Over 45 million text messages blocked in 20 languages
Since Modern Warfare (2019), Call of Duty has worked with Community Sift to support text-based moderation. In August, text moderation expanded from 14 to 20 languages.
Call of Duty text moderation is available in English, French, Italian, German, Spanish, Portuguese, Russian, Polish, Japanese, Korean, Arabic, Chinese (traditional and simplified), and Turkish. English, Dutch, Thai, Vietnamese, Indonesian, Finnish, and Romanian.
Call of Duty has implemented a new analytics system for username reporting to increase efficiency and accuracy, and present important reports to our moderation team for investigation and action.
The Disruptive Behavior team has emphasized proactive measures against text moderation efforts to reduce community exposure to disruptive behavior. The system also analyzes text chat traffic in near real-time, resulting in the blocking of over 45 million text-based messages that violate the Call of Duty Code of Conduct since November 2023.
43% reduction in exposure to voice toxicity
call of duty Proactive voice moderation strategyPowered by Modulate’s ToxMod, this feature has helped millions of players reduce their exposure to confusing voice chat since its global release (excluding Asia) last year.
Since introducing voice chat enhancements in June 2024, Call of Duty has seen a combined 67% decrease in repeat offenders for voice chat-based crimes in Modern Warfare III and Call of Duty: Warzone. By July 2024, 80% of players who had voice chat enforcement since launch did not re-offend. Exposure to disruptive voice chat continues to decline, dropping by 43% since January 2024.
At launch, Black Ops 6 will expand voice moderation to English, Spanish, and Portuguese, as well as French and German.
working together to combat destructive behavior
The Disruptive Behavior team aims to reduce our community’s exposure to disruptive behavior and increase the effectiveness of moderation in all types of social interactions in Call of Duty. These improvements include improved messaging to players, updated codes of conduct, and enhanced enforcement strategies.
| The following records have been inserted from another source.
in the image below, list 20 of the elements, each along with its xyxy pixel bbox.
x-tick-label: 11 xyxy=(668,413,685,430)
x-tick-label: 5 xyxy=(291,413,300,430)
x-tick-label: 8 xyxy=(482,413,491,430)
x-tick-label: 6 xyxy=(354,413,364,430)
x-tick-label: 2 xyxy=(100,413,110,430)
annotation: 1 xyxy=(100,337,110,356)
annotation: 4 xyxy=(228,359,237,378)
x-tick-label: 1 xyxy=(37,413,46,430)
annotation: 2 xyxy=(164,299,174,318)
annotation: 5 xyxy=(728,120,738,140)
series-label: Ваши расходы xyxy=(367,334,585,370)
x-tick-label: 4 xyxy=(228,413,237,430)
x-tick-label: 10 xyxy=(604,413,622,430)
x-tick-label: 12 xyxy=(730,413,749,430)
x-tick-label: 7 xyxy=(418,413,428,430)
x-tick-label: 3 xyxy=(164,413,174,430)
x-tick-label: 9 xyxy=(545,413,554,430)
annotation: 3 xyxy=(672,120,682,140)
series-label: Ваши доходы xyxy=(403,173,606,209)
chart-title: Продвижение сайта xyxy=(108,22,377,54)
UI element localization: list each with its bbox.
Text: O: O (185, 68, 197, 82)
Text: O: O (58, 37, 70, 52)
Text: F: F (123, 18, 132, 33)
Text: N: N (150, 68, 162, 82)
As part of this effort, Call of Duty is collaborating with the California Institute of Technology (Caltech). From 2022 onwards the result, research paper Publication and improvement of disruptive behavior approaches, including reducing time to regulatory enforcement, as a result of Caltech research contributions.
The team has also worked closely with the University of Chicago Booth School of Business and its Product Innovation student cohort. This collaboration began in 2022 and continues to this day, with the research results developed providing the team with insights to better identify and address disruptive behavior.
In addition, the team is actively engaged in research on destructive behavior and prosocial activities in games. The knowledge gained from these research initiatives is valuable input that is fed back into the game as part of Call of Duty’s overall strategy to combat disruptive behavior.